A fundamentação técnica da Receita Federal baseou-se na análise da estrutura da Lei nº 14.973, de 2024, que incluiu os artigos 9º-A e 9º-B na Lei nº 12.546, de 2011. A nova legislação determinou que, nos exercícios de 2025 a 2027, as empresas enquadradas nos setores de construção civil e infraestrutura poderão contribuir sobre o valor da receita bruta em regime de substituição parcial às contribuições patronais tradicionais. Em 2025, a tributação será composta por 80% das alíquotas da CPRB e 25% das alíquotas sobre a folha.
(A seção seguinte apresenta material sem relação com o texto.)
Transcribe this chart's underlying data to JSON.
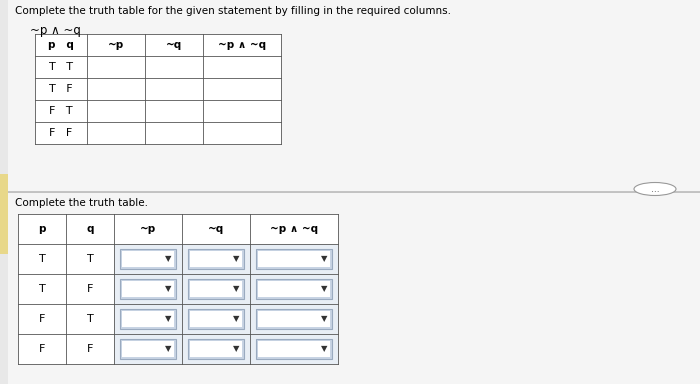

Em 2026, a proporção será de 60% para a CPRB e 50% para a folha, enquanto em 2027 será de 40% para a receita bruta e 75% para a folha de salários. A partir de 1º de janeiro de 2028, o regime substitutivo será integralmente extinto, retornando as obras de construção civil ao recolhimento pleno sobre a remuneração paga aos segurados.

Conforme o entendimento exarado pela Coordenação-Geral de Tributação, o § 6º do art. 7º da Lei nº 12.546, de 2011, permanece em pleno vigor e não sofreu revogação expressa ou tácita pela nova lei de reoneração. Este dispositivo legal estabelece que, na contratação de serviços mediante cessão de mão de obra, a empresa contratante deverá reter 3,5% do valor bruto da nota fiscal para fins de elisão da responsabilidade solidária prevista no inciso VI do art. 30 da Lei nº 8.212, de 1991. O fisco destacou que a lógica da alíquota reduzida está atrelada à natureza do regime da CPRB, visando evitar que a antecipação de contribuições via retenção na fonte resulte em valores excessivos e desproporcionais ao montante efetivamente devido pela empresa prestadora no regime de receita bruta.

A Solução de Consulta também reforçou a aplicação das normas infralegais atualizadas, citando a Instrução Normativa RFB nº 2.053, de 6 de dezembro de 2021, que foi alterada pela Instrução Normativa RFB nº 2.242, de 30 de dezembro de 2024. O art. 11 da referida norma prevê expressamente a retenção de 3,5% para empresas de construção civil enquadradas nos grupos 412, 432, 433, 439, 421, 422, 429 e 431 da CNAE 2.0. O órgão julgador pontuou que a disciplina administrativa da retenção alcança tanto as hipóteses de cessão de mão de obra quanto as de empreitada, nos termos dos artigos 111 e 112 da Instrução Normativa RFB nº 2.110, de 17 de outubro de 2022, desde que a empresa prestadora mantenha a sua condição de optante pelo regime da CPRB durante o período de transição.

O órgão esclareceu ainda as situações em que a alíquota geral de 11% deve ser observada pelos tomadores de serviços. Nos casos em que a empresa contratada não optar pela tributação substitutiva sobre a receita bruta, a retenção deve seguir o rito ordinário do art. 31 da Lei nº 8.212, de 1991, com o percentual de 11% incidindo sobre o valor bruto da fatura. Da mesma forma, a partir de 1º de janeiro de 2028, data marcada pelo encerramento definitivo do regime de transição para a reoneração integral da folha, a alíquota diferenciada deixará de ter fundamento jurídico, passando todas as retenções previdenciárias de serviços de construção civil a serem regidas pela alíquota padrão do regime geral da previdência social.

Por fim, a Receita Federal concluiu que a permanência da redação original do dispositivo que trata da retenção específica e a respectiva atualização das instruções normativas evidenciam a intenção do legislador e da administração tributária em preservar a sistemática diferenciada durante a fase de ajuste fiscal. O posicionamento consolida o entendimento de que a alíquota de 3,5% é a tecnicamente aplicável para optantes da CPRB até 31 de dezembro de 2027, conforme as diretrizes do art. 9º-A da Lei nº 12.546, de 2011, e do inciso VI do art. 49 da Instrução Normativa RFB nº 2.110, de 2022.